In che cosa consiste, allora, la differenza tra dramma e postdrammatico? Certamente in una percezione diversa del tempo e del luogo scenico, dovuta, come in certe avanguardie del passato, all’intrusione di concetti come simultaneità e multiprospetticità che favoriscono una diversa lettura del linguaggio scenico da intendere, non più come conseguenza del dialogo tra i vari personaggi, bensì come elemento teatrale indipendente a cui corrisponderebbe una nuova logica estetica che si contrapporrebbe a quella dell’illusione mimetica.
Come dire che dal 1968 sia nata una nuova costellazione, nell’ambito teatrale, che ha messo in discussione alcune certezze metodiche, fondate sulla declamazione o illustrazione del testo, senza accorgersi delle diverse esigenze degli arsenali scenici che hanno raccolto i nuovi ritrovati della tecnologia e che hanno permesso, al corpo e ai gesti, di trovare nuove potenzialità espressive.
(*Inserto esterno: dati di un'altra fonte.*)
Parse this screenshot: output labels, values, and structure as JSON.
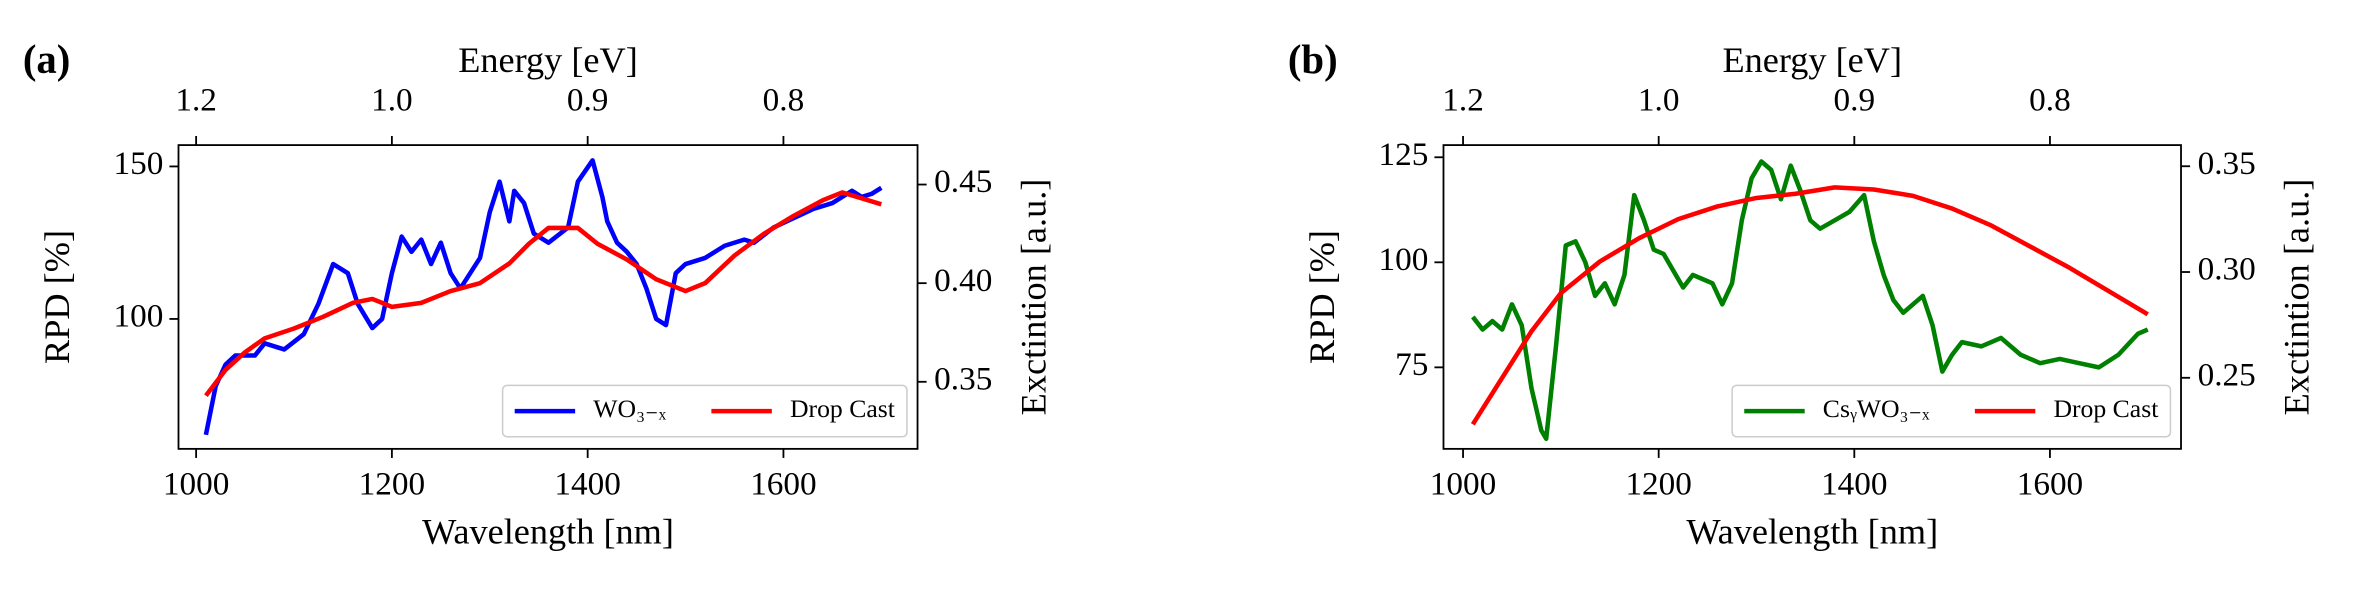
{
  "chart_data": [
    {
      "type": "line",
      "panel_label": "(a)",
      "x2label": "Energy [eV]",
      "xlabel": "Wavelength [nm]",
      "ylabel": "RPD [%]",
      "y2label": "Exctintion [a.u.]",
      "xlim": [
        982,
        1737
      ],
      "xticks": [
        1000,
        1200,
        1400,
        1600
      ],
      "x2ticks": [
        1.2,
        {
          "value": 1,
          "label": "1.0"
        },
        0.9,
        0.8
      ],
      "ylim": [
        57.4,
        157
      ],
      "yticks": [
        100,
        150
      ],
      "y2lim": [
        0.316,
        0.47
      ],
      "y2ticks": [
        0.35,
        {
          "value": 0.4,
          "label": "0.40"
        },
        0.45
      ],
      "legend": "lower right",
      "series": [
        {
          "name": "WO₃₋ₓ",
          "color": "#0000ff",
          "x": [
            1010,
            1020,
            1030,
            1040,
            1060,
            1070,
            1090,
            1110,
            1125,
            1140,
            1155,
            1165,
            1180,
            1190,
            1200,
            1210,
            1220,
            1230,
            1240,
            1250,
            1260,
            1270,
            1280,
            1290,
            1300,
            1310,
            1320,
            1325,
            1335,
            1345,
            1360,
            1380,
            1390,
            1405,
            1415,
            1420,
            1430,
            1440,
            1450,
            1460,
            1470,
            1480,
            1490,
            1500,
            1520,
            1540,
            1560,
            1570,
            1590,
            1610,
            1630,
            1650,
            1670,
            1680,
            1690,
            1700
          ],
          "values": [
            62,
            78,
            85,
            88,
            88,
            92,
            90,
            95,
            105,
            118,
            115,
            105,
            97,
            100,
            115,
            127,
            122,
            126,
            118,
            125,
            115,
            110,
            115,
            120,
            135,
            145,
            132,
            142,
            138,
            128,
            125,
            130,
            145,
            152,
            140,
            132,
            125,
            122,
            118,
            110,
            100,
            98,
            115,
            118,
            120,
            124,
            126,
            125,
            130,
            133,
            136,
            138,
            142,
            140,
            141,
            143
          ]
        },
        {
          "name": "Drop Cast",
          "color": "#ff0000",
          "axis": "y2",
          "x": [
            1010,
            1030,
            1050,
            1070,
            1100,
            1130,
            1160,
            1180,
            1200,
            1230,
            1260,
            1290,
            1320,
            1340,
            1360,
            1390,
            1410,
            1440,
            1470,
            1500,
            1520,
            1550,
            1580,
            1610,
            1640,
            1660,
            1680,
            1700
          ],
          "values": [
            0.343,
            0.356,
            0.365,
            0.372,
            0.377,
            0.383,
            0.39,
            0.392,
            0.388,
            0.39,
            0.396,
            0.4,
            0.41,
            0.42,
            0.428,
            0.428,
            0.42,
            0.412,
            0.402,
            0.396,
            0.4,
            0.414,
            0.425,
            0.434,
            0.442,
            0.446,
            0.443,
            0.44
          ]
        }
      ]
    },
    {
      "type": "line",
      "panel_label": "(b)",
      "x2label": "Energy [eV]",
      "xlabel": "Wavelength [nm]",
      "ylabel": "RPD [%]",
      "y2label": "Exctintion [a.u.]",
      "xlim": [
        980,
        1734
      ],
      "xticks": [
        1000,
        1200,
        1400,
        1600
      ],
      "x2ticks": [
        1.2,
        {
          "value": 1,
          "label": "1.0"
        },
        0.9,
        0.8
      ],
      "ylim": [
        55.6,
        127.9
      ],
      "yticks": [
        75,
        100,
        125
      ],
      "y2lim": [
        0.2164,
        0.36
      ],
      "y2ticks": [
        0.25,
        {
          "value": 0.3,
          "label": "0.30"
        },
        0.35
      ],
      "legend": "lower right",
      "series": [
        {
          "name": "CsᵧWO₃₋ₓ",
          "color": "#008000",
          "x": [
            1010,
            1020,
            1030,
            1040,
            1050,
            1060,
            1070,
            1080,
            1085,
            1095,
            1105,
            1115,
            1125,
            1135,
            1145,
            1155,
            1165,
            1175,
            1185,
            1195,
            1205,
            1215,
            1225,
            1235,
            1245,
            1255,
            1265,
            1275,
            1285,
            1295,
            1305,
            1315,
            1325,
            1335,
            1345,
            1355,
            1365,
            1380,
            1395,
            1410,
            1420,
            1430,
            1440,
            1450,
            1460,
            1470,
            1480,
            1490,
            1500,
            1510,
            1530,
            1550,
            1570,
            1590,
            1610,
            1630,
            1650,
            1670,
            1690,
            1700
          ],
          "values": [
            87,
            84,
            86,
            84,
            90,
            85,
            70,
            60,
            58,
            80,
            104,
            105,
            100,
            92,
            95,
            90,
            97,
            116,
            110,
            103,
            102,
            98,
            94,
            97,
            96,
            95,
            90,
            95,
            110,
            120,
            124,
            122,
            115,
            123,
            117,
            110,
            108,
            110,
            112,
            116,
            105,
            97,
            91,
            88,
            90,
            92,
            85,
            74,
            78,
            81,
            80,
            82,
            78,
            76,
            77,
            76,
            75,
            78,
            83,
            84
          ]
        },
        {
          "name": "Drop Cast",
          "color": "#ff0000",
          "axis": "y2",
          "x": [
            1010,
            1040,
            1070,
            1100,
            1140,
            1180,
            1220,
            1260,
            1300,
            1340,
            1380,
            1420,
            1460,
            1500,
            1540,
            1580,
            1620,
            1660,
            1700
          ],
          "values": [
            0.228,
            0.25,
            0.272,
            0.29,
            0.305,
            0.316,
            0.325,
            0.331,
            0.335,
            0.337,
            0.34,
            0.339,
            0.336,
            0.33,
            0.322,
            0.312,
            0.302,
            0.291,
            0.28
          ]
        }
      ]
    }
  ]
}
Lehmann orienta il suo campo d’indagine verso gli eretici della scena internazionale, da Wilson a Fabre, a Goebbels, a Vassiliev, a Pina Bausch, Peter Brook, Grotowski, Barba, Kantor, Nekrosius, Foreman, senza dimenticare alcune realtà italiane come Raffaello Sanzio, Falso Movimento, Barberio Corsetti.
Quali sarebbero, allora, i confini e i limiti imposti dal dramma, compreso quello di Brecht, da superare? Come scoprire il teatro teatrale? Cancellando i confini tra i generi, per spingersi verso i margini della teatralità o verso la ricerca delle origini e aprire lo spazio del discorso a quello del teatro, alla sua indipendenza, alla sua specificità, alla sua visionarietà, ponendo, al centro della ricerca, una drammaturgia visiva, accompagnata da una vasta gamma di modalità performative, favorendo, in tal modo, il teatro del disturbo, dell’iterazione, del lavoro di gruppo, del collettivo, delle installazioni, della festa comunitaria. Per Lehmann, il futuro del teatro creativo non passa dalle grandi istituzioni, bensì dai piccoli gruppi autogestiti che negano la figura stessa del regista, preferendo proprio quella collettiva.
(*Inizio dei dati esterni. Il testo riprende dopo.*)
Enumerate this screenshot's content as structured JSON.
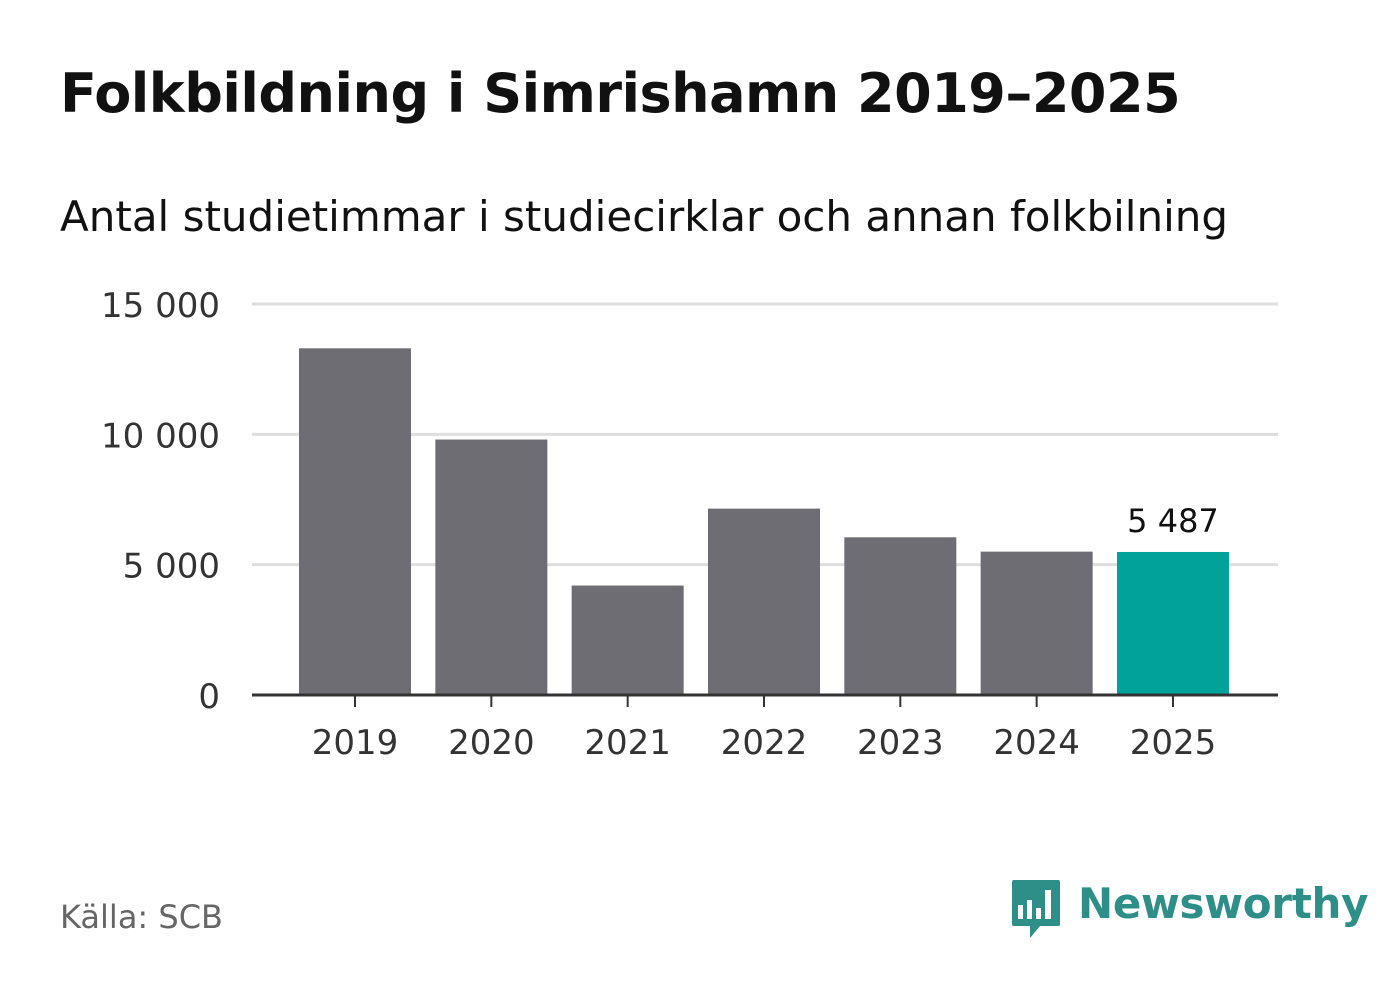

Si può, pertanto, affermare che il teatro postdrammatico non aspira a uno stile, a un genere, a una tipologia di forme affini, perché indirizza le sue preferenze verso il processo teatrale, scavalcando la composizione mentale dell’autore, virando la sua attenzione verso gli spazi virtuali o verso ordinamenti visivi che si impongono come nuovi linguaggi della scena.
L’edizione italiana del testo è corredata da una postfazione erudita di Gerardo Guccini e da interventi di Marco De Marinis, Lorenzo Mango, Antonio Attisani, Cristina Valenti, Marco Martinelli.